Born in 1979, Jesse Bradford made his acting debut at the age of 8 months, in a Q-Tips commercial (it was a non-speaking role). He was busy as a child, playing the son of a screenwriter with lung cancer in
The Boys (1991) and brother of a psychotic gay kid (Harley Cross) in
The Boy Who Cried Bitch (1991).
But he first made an impression on gay teens with
Far from Home: The Adventures of Yellow Dog (1995), where his Angus is lost in the Canadian wilderness with a dog named Yellow, fights for survival, and takes his shirt off, revealing a hard, firm but not muscular chest.
Unfortunately, Jesse's later projects involved a lot of girls.
In
Hackers (1995), teenage computer whizzes Joey (Jesse) and The Girl try to save the world from a dangerous computer virus. At least we see his butt.
In
Clockstoppers (2002), Jesse and The Girl find a device that allows them to move super-fast, in effect stopping time.
But his darkly handsome teen idol face was sure to elicit swoons from gay teens.
The thriller
Swimfan (2002) is about a psychotic girl who stalks Jesse, a high school swimmer. Though he is heterosexual, the disdain he feels as the girl becomes more and more insistent in her desire to be with him can be read as a gay subtext. And fans got to see Jesse in a revealing swimsuit.

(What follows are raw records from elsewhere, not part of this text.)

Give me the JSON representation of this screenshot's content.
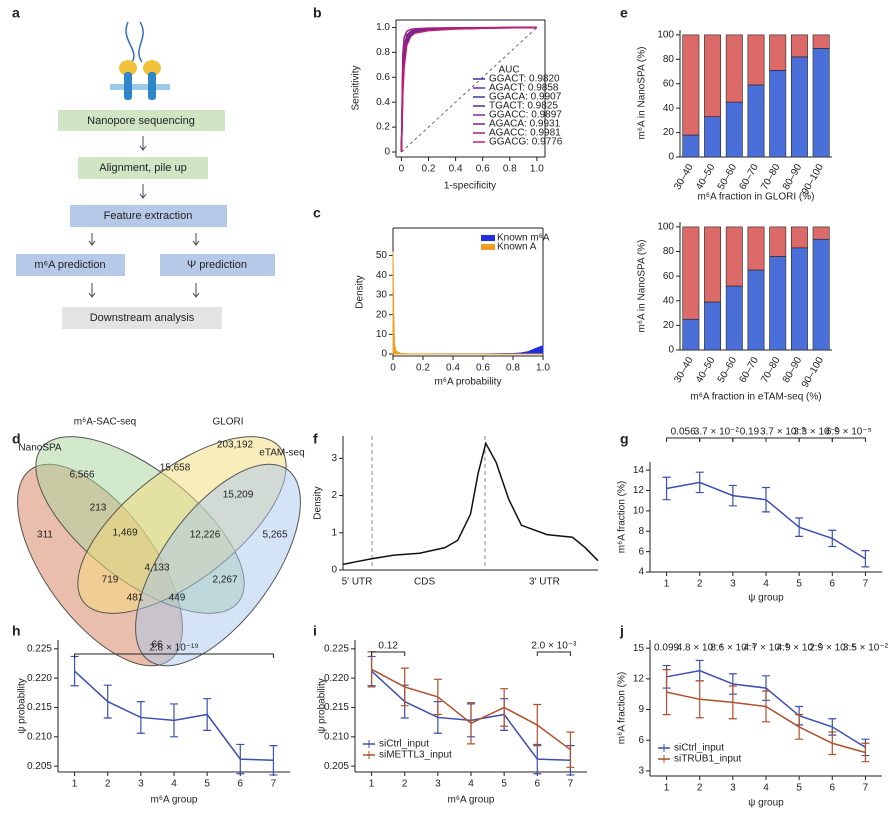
{
  "panel_labels": [
    "a",
    "b",
    "c",
    "d",
    "e",
    "f",
    "g",
    "h",
    "i",
    "j"
  ],
  "flowchart": {
    "steps": [
      "Nanopore sequencing",
      "Alignment, pile up",
      "Feature extraction",
      "m⁶A prediction",
      "Ψ prediction",
      "Downstream analysis"
    ]
  },
  "venn": {
    "sets": [
      "NanoSPA",
      "m⁶A-SAC-seq",
      "GLORI",
      "eTAM-seq"
    ],
    "regions": [
      "311",
      "6,566",
      "203,192",
      "5,265",
      "213",
      "15,658",
      "15,209",
      "1,469",
      "12,226",
      "719",
      "4,133",
      "2,267",
      "481",
      "449",
      "66"
    ]
  },
  "chart_data": [
    {
      "type": "line",
      "frame": "box",
      "diagonal": true,
      "xlabel": "1-specificity",
      "ylabel": "Sensitivity",
      "legend": "lower right",
      "legend_title": "AUC",
      "x": [
        0,
        0.01,
        0.02,
        0.04,
        0.07,
        0.1,
        0.2,
        0.4,
        0.7,
        1
      ],
      "xlim": [
        -0.04,
        1.06
      ],
      "ylim": [
        -0.04,
        1.06
      ],
      "xticks": [
        0,
        0.2,
        0.4,
        0.6,
        0.8,
        {
          "value": 1,
          "label": "1.0"
        }
      ],
      "yticks": [
        0,
        0.2,
        0.4,
        0.6,
        0.8,
        {
          "value": 1,
          "label": "1.0"
        }
      ],
      "series": [
        {
          "name": "GGACT: 0.9820",
          "color": "#3b2fb0",
          "values": [
            0,
            0.5,
            0.72,
            0.88,
            0.94,
            0.96,
            0.98,
            0.99,
            0.997,
            1
          ]
        },
        {
          "name": "AGACT: 0.9858",
          "color": "#5a2fb5",
          "values": [
            0,
            0.55,
            0.76,
            0.9,
            0.95,
            0.97,
            0.985,
            0.992,
            0.998,
            1
          ]
        },
        {
          "name": "GGACA: 0.9907",
          "color": "#3a3aa0",
          "values": [
            0,
            0.62,
            0.82,
            0.93,
            0.96,
            0.975,
            0.988,
            0.995,
            0.998,
            1
          ]
        },
        {
          "name": "TGACT: 0.9825",
          "color": "#4b2a8f",
          "values": [
            0,
            0.52,
            0.73,
            0.89,
            0.94,
            0.96,
            0.98,
            0.99,
            0.997,
            1
          ]
        },
        {
          "name": "GGACC: 0.9897",
          "color": "#7a2a9a",
          "values": [
            0,
            0.6,
            0.8,
            0.92,
            0.96,
            0.975,
            0.987,
            0.994,
            0.998,
            1
          ]
        },
        {
          "name": "AGACA: 0.9931",
          "color": "#8a1f86",
          "values": [
            0,
            0.66,
            0.85,
            0.94,
            0.97,
            0.98,
            0.99,
            0.996,
            0.999,
            1
          ]
        },
        {
          "name": "AGACC: 0.9981",
          "color": "#a0207f",
          "values": [
            0,
            0.78,
            0.92,
            0.97,
            0.985,
            0.99,
            0.995,
            0.998,
            0.999,
            1
          ]
        },
        {
          "name": "GGACG: 0.9776",
          "color": "#c0206f",
          "values": [
            0,
            0.45,
            0.68,
            0.86,
            0.93,
            0.955,
            0.975,
            0.988,
            0.996,
            1
          ]
        }
      ]
    },
    {
      "type": "area",
      "frame": "box",
      "xlabel": "m⁶A probability",
      "ylabel": "Density",
      "legend": "upper right",
      "x": [
        0,
        0.005,
        0.01,
        0.02,
        0.05,
        0.1,
        0.2,
        0.4,
        0.6,
        0.8,
        0.85,
        0.9,
        0.95,
        1
      ],
      "xlim": [
        0,
        1
      ],
      "ylim": [
        -1,
        64
      ],
      "xticks": [
        0,
        0.2,
        0.4,
        0.6,
        0.8,
        {
          "value": 1,
          "label": "1.0"
        }
      ],
      "yticks": [
        0,
        10,
        20,
        30,
        40,
        50
      ],
      "series": [
        {
          "name": "Known m⁶A",
          "color": "#1f2fe0",
          "values": [
            0,
            0,
            0,
            0,
            0,
            0,
            0,
            0.05,
            0.1,
            0.3,
            0.5,
            1.2,
            2.8,
            4.2
          ]
        },
        {
          "name": "Known A",
          "color": "#f0a020",
          "values": [
            52,
            20,
            5,
            1.5,
            0.4,
            0.1,
            0.05,
            0.02,
            0.01,
            0.01,
            0.01,
            0,
            0,
            0
          ]
        }
      ]
    },
    {
      "type": "bar",
      "frame": "open",
      "xlabel": "m⁶A fraction in GLORI (%)",
      "ylabel": "m⁶A in NanoSPA (%)",
      "category_label_rotation": -60,
      "categories": [
        "30–40",
        "40–50",
        "50–60",
        "60–70",
        "70–80",
        "80–90",
        "90–100"
      ],
      "ylim": [
        0,
        104
      ],
      "yticks": [
        0,
        20,
        40,
        60,
        80,
        100
      ],
      "series": [
        {
          "color": "#4a6fd8",
          "values": [
            18,
            33,
            45,
            59,
            71,
            82,
            89
          ]
        },
        {
          "color": "#dc6a68",
          "values": [
            82,
            67,
            55,
            41,
            29,
            18,
            11
          ]
        }
      ]
    },
    {
      "type": "bar",
      "frame": "open",
      "xlabel": "m⁶A fraction in eTAM-seq (%)",
      "ylabel": "m⁶A in NanoSPA (%)",
      "category_label_rotation": -60,
      "categories": [
        "30–40",
        "40–50",
        "50–60",
        "60–70",
        "70–80",
        "80–90",
        "90–100"
      ],
      "ylim": [
        0,
        104
      ],
      "yticks": [
        0,
        20,
        40,
        60,
        80,
        100
      ],
      "series": [
        {
          "color": "#4a6fd8",
          "values": [
            25,
            39,
            52,
            65,
            76,
            83,
            90
          ]
        },
        {
          "color": "#dc6a68",
          "values": [
            75,
            61,
            48,
            35,
            24,
            17,
            10
          ]
        }
      ]
    },
    {
      "type": "line",
      "frame": "open",
      "ylabel": "Density",
      "color": "#111",
      "x": [
        0,
        0.05,
        0.11,
        0.2,
        0.3,
        0.4,
        0.45,
        0.5,
        0.53,
        0.56,
        0.6,
        0.65,
        0.7,
        0.8,
        0.9,
        0.95,
        1
      ],
      "values": [
        0.15,
        0.22,
        0.3,
        0.4,
        0.45,
        0.6,
        0.8,
        1.5,
        2.6,
        3.4,
        2.9,
        1.9,
        1.2,
        0.95,
        0.88,
        0.6,
        0.25
      ],
      "xlim": [
        0,
        1
      ],
      "ylim": [
        0,
        3.6
      ],
      "yticks": [
        0,
        1,
        2,
        3
      ],
      "boundaries": [
        0.114,
        0.557
      ],
      "region_labels": [
        {
          "label": "5′ UTR",
          "x": 0.055
        },
        {
          "label": "CDS",
          "x": 0.32
        },
        {
          "label": "3′ UTR",
          "x": 0.79
        }
      ]
    },
    {
      "type": "line",
      "frame": "open",
      "xlabel": "ψ group",
      "ylabel": "m⁶A fraction (%)",
      "color": "#3d4fb0",
      "x": [
        1,
        2,
        3,
        4,
        5,
        6,
        7
      ],
      "values": [
        12.2,
        12.8,
        11.5,
        11.1,
        8.4,
        7.3,
        5.3
      ],
      "errors": [
        1.1,
        1.0,
        1.0,
        1.2,
        0.9,
        0.8,
        0.8
      ],
      "xlim": [
        0.5,
        7.5
      ],
      "ylim": [
        4,
        14.8
      ],
      "xticks": [
        1,
        2,
        3,
        4,
        5,
        6,
        7
      ],
      "yticks": [
        4,
        6,
        8,
        10,
        12,
        14
      ],
      "brackets": [
        {
          "label": "0.056",
          "from": 1,
          "to": 2
        },
        {
          "label": "3.7 × 10⁻²",
          "from": 2,
          "to": 3
        },
        {
          "label": "0.19",
          "from": 3,
          "to": 4
        },
        {
          "label": "3.7 × 10⁻³",
          "from": 4,
          "to": 5
        },
        {
          "label": "3.3 × 10⁻²",
          "from": 5,
          "to": 6
        },
        {
          "label": "6.9 × 10⁻⁵",
          "from": 6,
          "to": 7
        }
      ]
    },
    {
      "type": "line",
      "frame": "open",
      "xlabel": "m⁶A group",
      "ylabel": "ψ probability",
      "color": "#3d4fb0",
      "x": [
        1,
        2,
        3,
        4,
        5,
        6,
        7
      ],
      "values": [
        0.2212,
        0.216,
        0.2133,
        0.2128,
        0.2138,
        0.2062,
        0.206
      ],
      "errors": [
        0.0025,
        0.0028,
        0.0027,
        0.0028,
        0.0027,
        0.0025,
        0.0025
      ],
      "xlim": [
        0.5,
        7.5
      ],
      "ylim": [
        0.204,
        0.2265
      ],
      "xticks": [
        1,
        2,
        3,
        4,
        5,
        6,
        7
      ],
      "yticks": [
        0.205,
        {
          "value": 0.21,
          "label": "0.210"
        },
        0.215,
        {
          "value": 0.22,
          "label": "0.220"
        },
        0.225
      ],
      "brackets": [
        {
          "label": "2.8 × 10⁻¹⁹",
          "from": 1,
          "to": 7
        }
      ]
    },
    {
      "type": "line",
      "frame": "open",
      "xlabel": "m⁶A group",
      "ylabel": "ψ probability",
      "legend": "lower left",
      "x": [
        1,
        2,
        3,
        4,
        5,
        6,
        7
      ],
      "xlim": [
        0.5,
        7.5
      ],
      "ylim": [
        0.204,
        0.2265
      ],
      "xticks": [
        1,
        2,
        3,
        4,
        5,
        6,
        7
      ],
      "yticks": [
        0.205,
        {
          "value": 0.21,
          "label": "0.210"
        },
        0.215,
        {
          "value": 0.22,
          "label": "0.220"
        },
        0.225
      ],
      "series": [
        {
          "name": "siCtrl_input",
          "color": "#3d4fb0",
          "values": [
            0.2212,
            0.216,
            0.2133,
            0.2128,
            0.2138,
            0.2062,
            0.206
          ],
          "errors": [
            0.0025,
            0.0028,
            0.0027,
            0.0028,
            0.0027,
            0.0025,
            0.0025
          ]
        },
        {
          "name": "siMETTL3_input",
          "color": "#b0502a",
          "values": [
            0.2215,
            0.2185,
            0.2168,
            0.2123,
            0.215,
            0.212,
            0.2078
          ],
          "errors": [
            0.003,
            0.0032,
            0.003,
            0.0035,
            0.0032,
            0.0035,
            0.003
          ]
        }
      ],
      "brackets": [
        {
          "label": "0.12",
          "from": 1,
          "to": 2
        },
        {
          "label": "2.0 × 10⁻³",
          "from": 6,
          "to": 7
        }
      ]
    },
    {
      "type": "line",
      "frame": "open",
      "xlabel": "ψ group",
      "ylabel": "m⁶A fraction (%)",
      "legend": "lower left",
      "x": [
        1,
        2,
        3,
        4,
        5,
        6,
        7
      ],
      "xlim": [
        0.5,
        7.5
      ],
      "ylim": [
        2.5,
        15.8
      ],
      "xticks": [
        1,
        2,
        3,
        4,
        5,
        6,
        7
      ],
      "yticks": [
        3,
        6,
        9,
        12,
        15
      ],
      "series": [
        {
          "name": "siCtrl_input",
          "color": "#3d4fb0",
          "values": [
            12.2,
            12.8,
            11.5,
            11.1,
            8.4,
            7.3,
            5.3
          ],
          "errors": [
            1.1,
            1.0,
            1.0,
            1.2,
            0.9,
            0.8,
            0.8
          ]
        },
        {
          "name": "siTRUB1_input",
          "color": "#b0502a",
          "values": [
            10.7,
            10.0,
            9.7,
            9.3,
            7.3,
            5.7,
            4.8
          ],
          "errors": [
            2.2,
            1.8,
            1.6,
            1.5,
            1.2,
            1.1,
            0.9
          ]
        }
      ],
      "point_labels": [
        "0.099",
        "4.8 × 10⁻⁴",
        "8.6 × 10⁻³",
        "4.7 × 10⁻³",
        "4.9 × 10⁻²",
        "2.9 × 10⁻⁴",
        "3.5 × 10⁻²"
      ]
    }
  ]
}
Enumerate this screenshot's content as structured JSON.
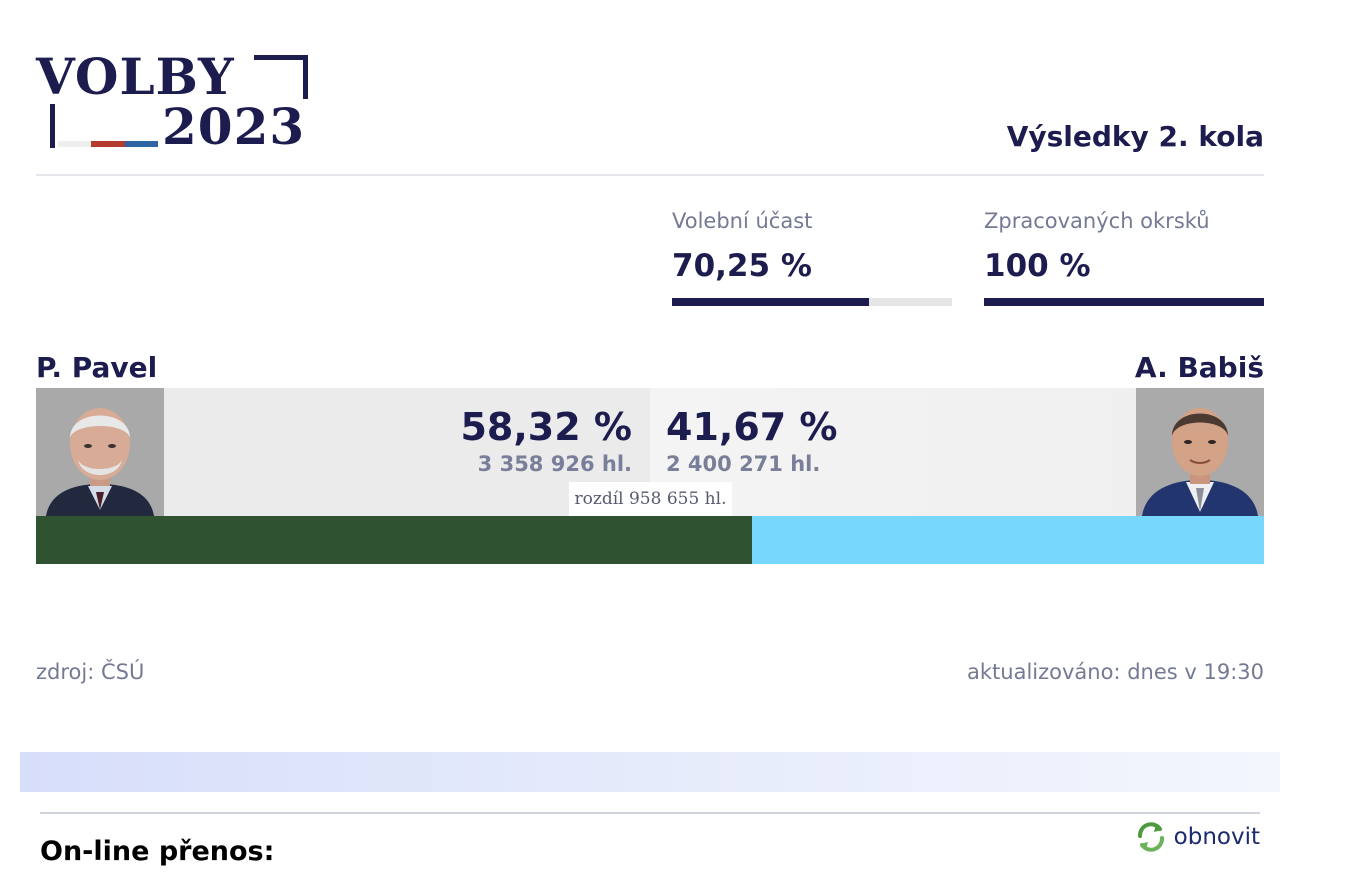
{
  "logo": {
    "line1": "VOLBY",
    "line2": "2023"
  },
  "header": {
    "title": "Výsledky 2. kola"
  },
  "stats": {
    "turnout": {
      "label": "Volební účast",
      "value": "70,25 %",
      "fill_pct": 70.25
    },
    "districts": {
      "label": "Zpracovaných okrsků",
      "value": "100 %",
      "fill_pct": 100
    }
  },
  "candidates": {
    "left": {
      "name": "P. Pavel",
      "percent": "58,32 %",
      "votes": "3 358 926 hl.",
      "share": 58.32
    },
    "right": {
      "name": "A. Babiš",
      "percent": "41,67 %",
      "votes": "2 400 271 hl.",
      "share": 41.67
    },
    "difference": "rozdíl 958 655 hl."
  },
  "footer": {
    "source": "zdroj: ČSÚ",
    "updated": "aktualizováno: dnes v 19:30"
  },
  "live": {
    "title": "On-line přenos:",
    "refresh_label": "obnovit"
  },
  "colors": {
    "navy": "#1c1c4f",
    "left_bar": "#2f5230",
    "right_bar": "#78d7fc",
    "muted_text": "#747a94",
    "flag_red": "#b53b2f",
    "flag_blue": "#2e64a4"
  },
  "icons": {
    "refresh": "refresh-arrows-icon",
    "left_photo": "candidate-photo-pavel",
    "right_photo": "candidate-photo-babis"
  }
}
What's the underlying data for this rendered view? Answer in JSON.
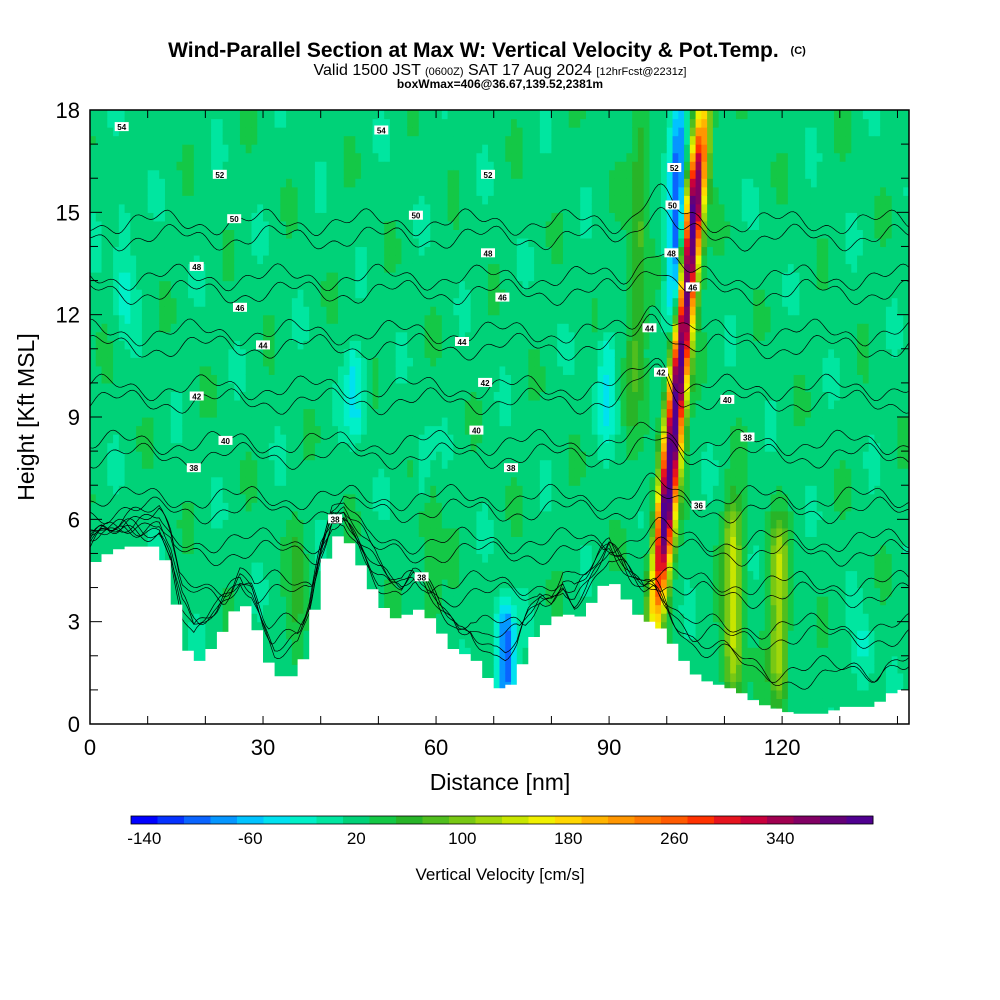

Some buddy bonding: his character Balthazar likes Romeo (Leonardo DiCaprio) in
Romeo+Juliet (1996).
He bonds with the gay male cheerleader Wes (Huntley Ritter) in Bring it On (2000).
In Flags of Our Fathers (2006), his Rene Gagnon storms the beach at Iwo Jima while mooning over Doc Bradley (Ryan Philippe).
After playing a gay hustler in Speedway Junky (1999), with Jonathan Taylor Thomas as his bisexual colleague, Jesse turned down a gay role in The Rule of Attraction (2002). Back then guys worried that playing gay would destroy their career.